Tahlequah Daily Press

June 19, 2014

Seniors benefit by delaying retirement

Suggestions may help county’s 11.8 percent 55-64 segment

Staff Writer

TAHLEQUAH — When most people think of retirement, they envision a life of leisure and comfort, and the money to ensure it.

But Cherokee County residents considering retirement may be interested to learn they could earn more by delaying collecting Social Security benefits.

According to the National Academy for Social Insurance, 11.8 percent of the county’s population is aged 55-64 – the time when many start thinking about retirement. Workers can start drawing Social Security at age 62, but for those who can wait, the benefits go up.

John Yeutter, associate professor of accounting at Northeastern State University and Certified Financial Planner, said drawing Social Security early results in a reduction in benefits.

“The person [who draws Social Security at age 62] would receive 75 percent of [his or her] normal benefit,” said Yeutter. “Also, a person cannot draw Social Security between 62 and 65 and continue to work. The benefit is reduced if the person receives more than about $15,000 per year.”

Yeutter indicated full retirement age for people born between 1943 and 1954 is 66.

“Delaying benefits after age 66 will increase them 8 percent for each year of delay, up to age 70, when the person would receive 132 percent of his normal benefit.”

Data from the Social Security Administration indicates that about only one in four Oklahoma residents who are currently receiving Social Security retirement benefits waited until full retirement age to start receiving payments.

In Cherokee County, 6,035 residents received retirement benefits from the federal system, according to 2012 figures.

The average recipient of Social Security benefits in Cherokee County received $1,097 a month in December 2012, which, on an annual basis, translates to $79,452,000 in income to the area, according to the Bureau of Economic Analysis.

But residents in rural areas like Cherokee County may have a harder time delaying their retirement.

“In rural areas, there is often a challenge as folks move toward retirement,” said Deanna Sharpe, personal finance professor at the University of Missouri. “They are more likely to face unemployment. Jobs are not as available. And when they are, they tend to pay less.”

Economic downturns can also affect when people decide to start receiving Social Security, Sharpe said.

“One of the coping mechanisms during the recent recession was to pick up Social Security at age 62, even if they might not have planned to do that before the recession.”

Yeutter said that providing the prospective retiree does not need the money to live on, delaying benefits could be a boon.

“For a single person, it is easy to compare the flow of payments beginning at age 65, and that from delaying, and find how long he must live to make it worthwhile,” said Yeutter. “For married couples, it is different. You can receive either your own benefit, or 50 percent of your spouse’s. You can only do this if your spouse has filed for [his or her] own benefit.”

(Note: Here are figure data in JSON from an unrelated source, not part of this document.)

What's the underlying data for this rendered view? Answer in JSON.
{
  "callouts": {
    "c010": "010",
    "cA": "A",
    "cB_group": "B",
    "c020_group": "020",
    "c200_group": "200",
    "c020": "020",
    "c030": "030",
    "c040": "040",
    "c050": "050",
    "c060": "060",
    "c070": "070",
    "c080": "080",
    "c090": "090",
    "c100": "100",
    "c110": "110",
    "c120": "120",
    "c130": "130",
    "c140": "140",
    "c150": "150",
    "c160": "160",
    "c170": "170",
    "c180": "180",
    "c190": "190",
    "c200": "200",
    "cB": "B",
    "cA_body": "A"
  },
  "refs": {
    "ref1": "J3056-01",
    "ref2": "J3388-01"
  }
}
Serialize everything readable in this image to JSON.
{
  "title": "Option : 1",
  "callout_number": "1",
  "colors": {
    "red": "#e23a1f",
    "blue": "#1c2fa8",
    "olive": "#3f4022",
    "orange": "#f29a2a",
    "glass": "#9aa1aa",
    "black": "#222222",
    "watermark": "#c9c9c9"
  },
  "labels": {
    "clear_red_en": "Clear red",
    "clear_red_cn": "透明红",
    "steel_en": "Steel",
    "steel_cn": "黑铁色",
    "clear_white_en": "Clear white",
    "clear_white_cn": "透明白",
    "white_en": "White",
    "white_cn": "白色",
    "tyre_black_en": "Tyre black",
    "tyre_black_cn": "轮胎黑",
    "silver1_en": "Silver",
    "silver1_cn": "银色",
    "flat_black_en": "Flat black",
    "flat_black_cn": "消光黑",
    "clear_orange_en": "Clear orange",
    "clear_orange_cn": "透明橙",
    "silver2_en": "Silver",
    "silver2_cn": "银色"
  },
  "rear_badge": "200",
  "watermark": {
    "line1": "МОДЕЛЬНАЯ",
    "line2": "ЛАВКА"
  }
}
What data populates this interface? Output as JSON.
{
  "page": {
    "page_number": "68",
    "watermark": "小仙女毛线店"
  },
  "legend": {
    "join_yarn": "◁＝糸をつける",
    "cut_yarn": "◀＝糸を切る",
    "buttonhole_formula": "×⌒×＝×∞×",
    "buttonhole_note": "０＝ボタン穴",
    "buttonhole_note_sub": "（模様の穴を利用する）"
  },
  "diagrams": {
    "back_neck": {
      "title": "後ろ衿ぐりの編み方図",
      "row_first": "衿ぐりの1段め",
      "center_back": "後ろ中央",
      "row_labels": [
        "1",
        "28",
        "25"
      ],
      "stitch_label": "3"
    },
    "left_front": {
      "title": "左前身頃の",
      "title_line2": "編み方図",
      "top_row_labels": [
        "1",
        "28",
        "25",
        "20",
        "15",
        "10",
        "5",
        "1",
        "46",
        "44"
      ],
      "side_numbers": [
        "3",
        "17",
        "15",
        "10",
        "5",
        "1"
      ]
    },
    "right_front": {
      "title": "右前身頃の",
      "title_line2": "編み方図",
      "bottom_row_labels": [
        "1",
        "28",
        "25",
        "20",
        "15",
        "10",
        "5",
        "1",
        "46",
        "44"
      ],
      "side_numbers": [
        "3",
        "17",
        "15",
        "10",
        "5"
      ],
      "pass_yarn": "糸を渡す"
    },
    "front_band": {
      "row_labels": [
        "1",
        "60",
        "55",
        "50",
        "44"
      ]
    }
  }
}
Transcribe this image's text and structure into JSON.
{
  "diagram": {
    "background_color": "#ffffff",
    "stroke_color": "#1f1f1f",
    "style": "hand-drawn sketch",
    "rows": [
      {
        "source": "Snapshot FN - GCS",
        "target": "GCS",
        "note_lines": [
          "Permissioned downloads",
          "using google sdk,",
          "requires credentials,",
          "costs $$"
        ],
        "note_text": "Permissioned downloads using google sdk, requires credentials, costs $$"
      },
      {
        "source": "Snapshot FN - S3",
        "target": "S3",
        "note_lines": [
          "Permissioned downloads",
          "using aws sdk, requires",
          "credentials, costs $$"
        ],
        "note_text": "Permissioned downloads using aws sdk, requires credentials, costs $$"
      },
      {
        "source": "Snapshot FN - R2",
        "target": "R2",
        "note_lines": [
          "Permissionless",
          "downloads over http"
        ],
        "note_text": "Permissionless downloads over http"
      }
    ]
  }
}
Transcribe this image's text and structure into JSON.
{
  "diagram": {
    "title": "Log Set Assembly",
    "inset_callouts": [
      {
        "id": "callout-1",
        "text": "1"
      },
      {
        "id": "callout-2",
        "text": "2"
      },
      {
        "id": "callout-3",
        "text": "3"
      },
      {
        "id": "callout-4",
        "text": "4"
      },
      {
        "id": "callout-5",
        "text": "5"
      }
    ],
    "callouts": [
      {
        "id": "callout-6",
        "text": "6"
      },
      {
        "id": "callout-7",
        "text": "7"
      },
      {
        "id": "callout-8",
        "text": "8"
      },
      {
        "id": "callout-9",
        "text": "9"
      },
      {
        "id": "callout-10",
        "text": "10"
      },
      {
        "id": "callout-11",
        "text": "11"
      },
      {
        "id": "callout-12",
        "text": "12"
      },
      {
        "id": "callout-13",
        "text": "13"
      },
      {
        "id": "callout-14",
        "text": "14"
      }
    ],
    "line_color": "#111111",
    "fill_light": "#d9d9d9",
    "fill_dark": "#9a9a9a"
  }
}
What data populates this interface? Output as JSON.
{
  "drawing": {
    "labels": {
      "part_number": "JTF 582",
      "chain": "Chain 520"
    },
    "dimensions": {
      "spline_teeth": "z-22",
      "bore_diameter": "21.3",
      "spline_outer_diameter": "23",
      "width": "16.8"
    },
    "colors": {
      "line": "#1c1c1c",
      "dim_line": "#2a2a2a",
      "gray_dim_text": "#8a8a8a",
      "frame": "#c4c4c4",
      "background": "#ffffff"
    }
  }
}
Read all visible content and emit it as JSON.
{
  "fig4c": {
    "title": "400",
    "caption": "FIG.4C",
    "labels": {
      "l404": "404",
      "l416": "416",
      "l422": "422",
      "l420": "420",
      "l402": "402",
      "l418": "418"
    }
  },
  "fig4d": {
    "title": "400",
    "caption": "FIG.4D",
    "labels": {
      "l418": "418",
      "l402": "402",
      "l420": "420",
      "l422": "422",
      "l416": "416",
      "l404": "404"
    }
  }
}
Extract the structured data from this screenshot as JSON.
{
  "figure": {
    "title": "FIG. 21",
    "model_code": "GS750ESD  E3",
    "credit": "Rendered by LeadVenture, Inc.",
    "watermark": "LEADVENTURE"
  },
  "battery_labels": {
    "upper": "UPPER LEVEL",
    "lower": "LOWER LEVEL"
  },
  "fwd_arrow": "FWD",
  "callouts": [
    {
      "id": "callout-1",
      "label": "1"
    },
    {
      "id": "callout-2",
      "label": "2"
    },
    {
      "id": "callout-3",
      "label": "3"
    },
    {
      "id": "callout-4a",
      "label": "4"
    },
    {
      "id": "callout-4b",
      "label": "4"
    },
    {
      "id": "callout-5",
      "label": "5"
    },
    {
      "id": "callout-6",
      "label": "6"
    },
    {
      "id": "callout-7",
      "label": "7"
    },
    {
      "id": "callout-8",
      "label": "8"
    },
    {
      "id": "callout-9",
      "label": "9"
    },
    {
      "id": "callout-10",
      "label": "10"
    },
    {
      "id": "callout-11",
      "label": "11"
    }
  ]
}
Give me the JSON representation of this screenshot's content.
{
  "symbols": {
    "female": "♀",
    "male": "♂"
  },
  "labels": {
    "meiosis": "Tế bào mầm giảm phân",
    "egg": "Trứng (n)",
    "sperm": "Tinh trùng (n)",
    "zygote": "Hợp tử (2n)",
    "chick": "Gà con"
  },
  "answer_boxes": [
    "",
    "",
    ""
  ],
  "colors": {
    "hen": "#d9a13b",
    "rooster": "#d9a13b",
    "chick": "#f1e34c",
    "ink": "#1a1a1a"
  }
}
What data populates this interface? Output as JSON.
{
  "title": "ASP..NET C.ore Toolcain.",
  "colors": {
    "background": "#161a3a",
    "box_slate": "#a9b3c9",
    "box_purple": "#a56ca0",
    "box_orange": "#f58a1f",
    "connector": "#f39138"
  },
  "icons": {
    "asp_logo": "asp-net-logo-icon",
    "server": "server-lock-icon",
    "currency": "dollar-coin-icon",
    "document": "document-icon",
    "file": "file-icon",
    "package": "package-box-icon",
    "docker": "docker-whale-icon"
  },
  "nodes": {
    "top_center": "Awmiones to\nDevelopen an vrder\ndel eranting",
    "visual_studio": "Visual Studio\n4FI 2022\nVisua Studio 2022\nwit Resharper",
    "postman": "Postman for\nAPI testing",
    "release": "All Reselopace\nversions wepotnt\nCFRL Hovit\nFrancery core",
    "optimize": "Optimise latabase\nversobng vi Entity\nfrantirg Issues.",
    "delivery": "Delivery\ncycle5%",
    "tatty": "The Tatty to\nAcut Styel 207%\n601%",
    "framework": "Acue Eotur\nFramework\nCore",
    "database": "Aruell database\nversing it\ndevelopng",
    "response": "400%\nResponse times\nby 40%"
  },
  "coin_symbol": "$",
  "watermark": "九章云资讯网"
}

Yeutter said this has led to “claiming strategies.”

“This is where the higher earner will ‘file and suspend,’ so the lower-earning spouse can begin receiving half his benefit,” said Yeutter. “Then, the higher earner waits until age 70 to begin receiving a higher benefit.”

According to AARP, the “file and suspend” rule was added to Social Security in 2000 as part of the Senior Citizens Freedom to Work Act to help couples plan their retirements.

“The most recent budget proposal seeks to limit this strategy because it is particularly beneficial to high income earners,” said Yeutter.

Yeutter also pointed out that Social Security is subject to taxation.

“Taxation of Social Security is somewhat complex,” said Yeutter. “For those with high income in retirement, 85 percent of their benefit is taxed. For those with low income, their benefit is excluded from tax.”


The Social Security Administration offers a calculator on its website, ssa.gov, that allows workers to estimate their retirement earnings based on their own work records and estimated retirement age.